I go out on a limb here, for the revelations are still fresh and the events of recent decades make skepticism reasonable. If six women finally came forward, are there more? Did the Vanier/Dominican Fr. Thomas Philippe method of deception permeate more of the organization?

In answer to another question about accountability and training within the loosely federated L'Arche communities, she replied in an email: "All communities in the U.S. are licensed service providers and as such comply with a whole set of regulations that are specific to their state or local licensure bodies. In addition, the communities comply with a set of policies through their membership agreement with L'Arche USA."

Skepticism in hand, I think L'Arche may be showing us a new way to go about these matters. Those who were hurt received a hearing — and were listened to. The fundamental instinct of leadership in this instance appears to have been to get at the truth, not to protect the reputation of the organization.

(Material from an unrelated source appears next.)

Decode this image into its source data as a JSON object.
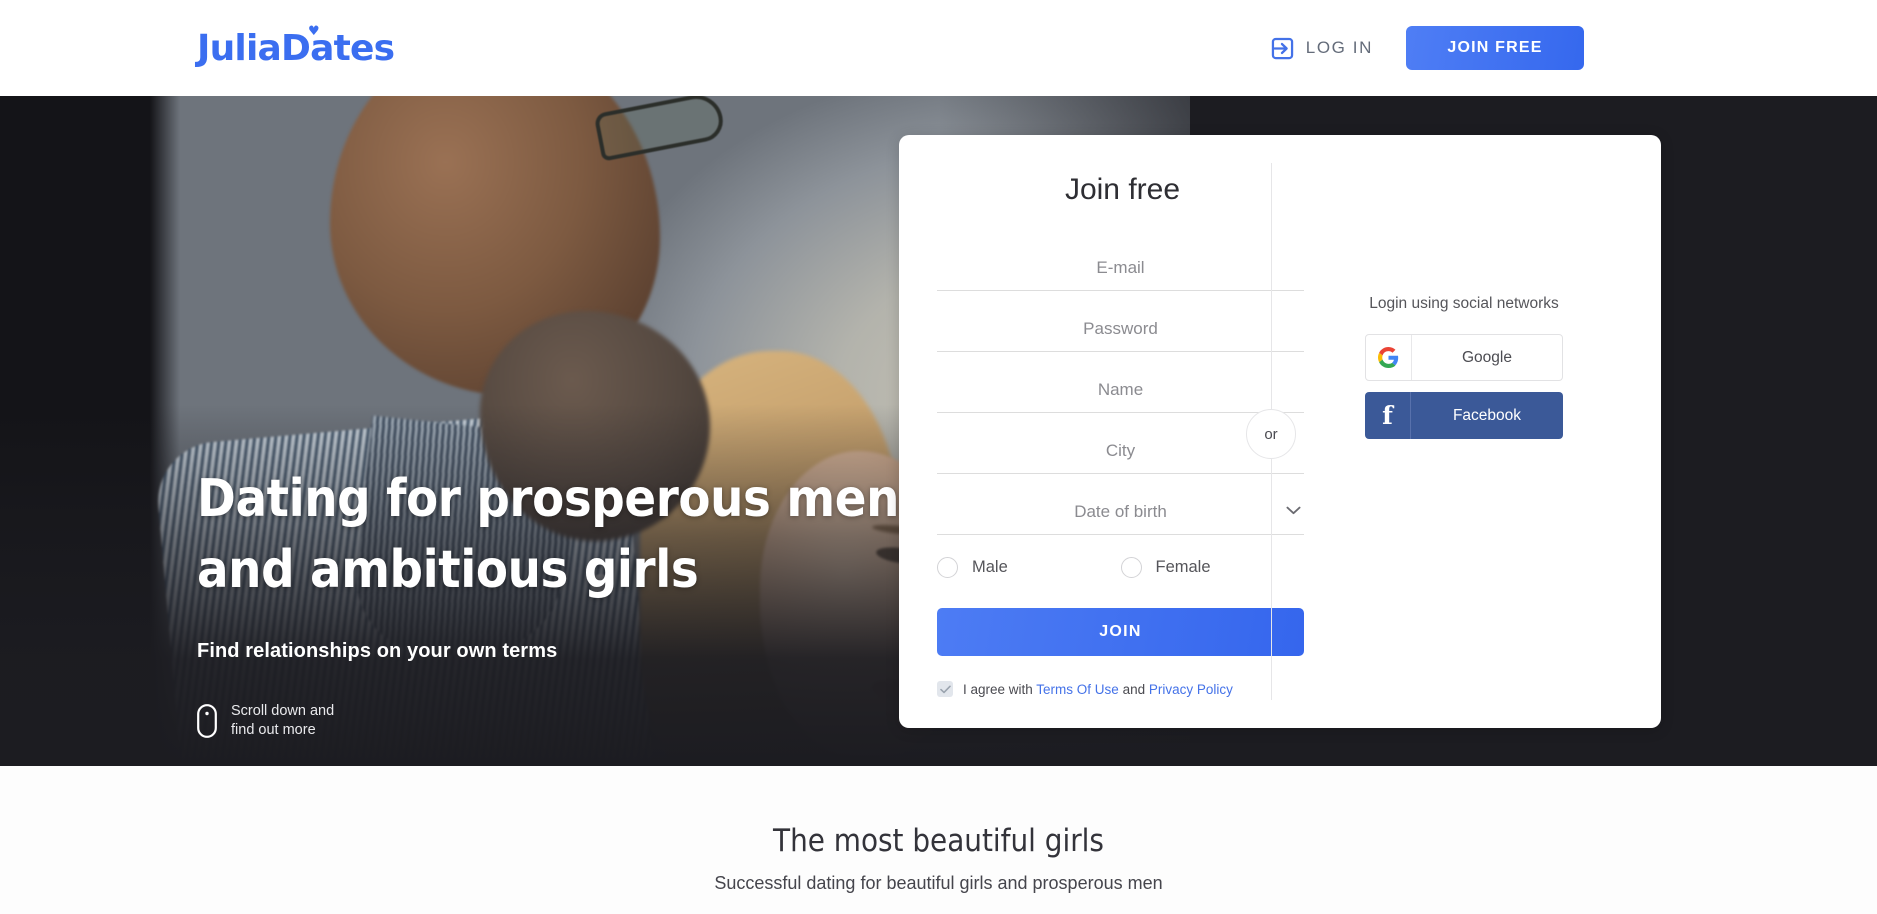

In simply telling the truth and dealing with it, the leadership and those who sustain the organization in its most vital work accompanying the intellectually disabled day to day, may be the most profound reflection of the organization's integrity.

[Tom Roberts is NCR executive editor. His email address is troberts@ncronline.org.]

A version of this story appeared in the March 6-19, 2020 print issue under the headline: Disturbances in the neighborhood.